途中で運行指示書が必要になるパターン
急な予定変更で、運行指示書が途中で必要になった場面のストーリーを交えて解説します。
ストーリーで学ぶ:運行指示書の途中作成
テストに出る重要キーワード
- 運行指示書の作成・携行
- 運行指示書の変更
- 変更箇所の通知
- 1年間保存
【登場人物】
- 運行管理者のブライトさん(営業所で安全管理を行う、厳しくも温かい責任者)
- 運転手のアムロさん(真面目だが、急な予定変更に少し戸惑いがちな若手ドライバー)
ある日の午前中、アムロさんは夕方までに帰ってこられる予定のルートで営業所を出発しました。この時点では「夜間運行」や「2日以上の運行」ではないため、運行指示書の携行は不要でした。
しかし午後2時、ブライトさんのもとに急な依頼が入ります。「明日朝イチで、別の荷物を遠方の拠点へ届けてほしい」
この変更により、アムロさんの運行は急きょ「日をまたぐ2日間の運行」に変わりました。つまり、運行の途中で「運行指示書」が必要な条件を満たしたのです。
ブライトさんはすぐに運行指示書を作成し、アムロさんに無線を入れました。
「アムロ、急なルート変更だ。今から新しい運行指示を伝える。メモの用意はいいか!」
アムロさんは安全な場所にトラックを止め「えっ、今からですか…?」と戸惑いながらも、ブライトさんから変更箇所の通知を受け、手元の用紙にルートや休憩場所を書き込みました。

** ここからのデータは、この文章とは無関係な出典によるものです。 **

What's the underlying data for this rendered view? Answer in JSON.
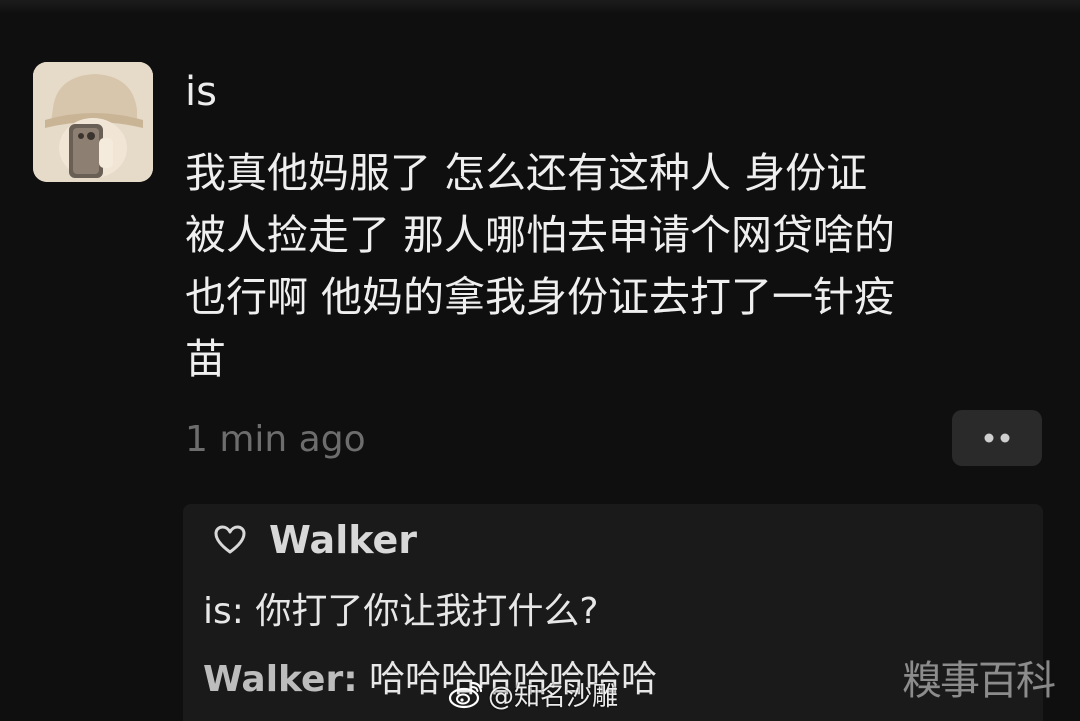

「これなら無理のないスケジュールだ。落ち着いていけよ、アムロ」というブライトさんの言葉に、アムロさんも「分かっています、ブライトさん。安全運転で行きます」と応え、無事に運行を終えました。営業所に戻った後、ブライトさんはこの運行指示書を1年間保存しました。
この法律の目的(何を禁止し、何を守らせたいか)
この法律は、「急な予定変更だからと、運転手が無理をして不眠不休で走り続けたり、危険な道を急いだりすること」を禁止するために作られました。
本当に守りたいものは、「現場で働く運転手の命と、道路を使うすべての人々の安全」です。状況が変わっても、管理者が正しい休憩とルートを指示し、運転手と共有することで、悲しい事故を絶対に起こさない仕組みを作っています。
関係する法律条文
(貨物自動車運送事業輸送安全規則 第9条の2 より抜粋)
4 貨物自動車運送事業者は、運行指示書(前項の規定により変更した場合は、変更前の運行指示書及び変更後の運行指示書)又はその写しを、運行の終了した日から一年間保存しなければならない。
第9条の2(運行指示書等)
貨物自動車運送事業者は、運行指示書の作成を要する運行の途中において、天災その他のやむを得ない事由により運行に遅延等が生じた場合であって、運行指示書に記載した事項を変更する必要があるときは、速やかに運行指示書を変更するとともに、当該変更した事項を当該運行指示書を携行している運転者に通知しなければならない。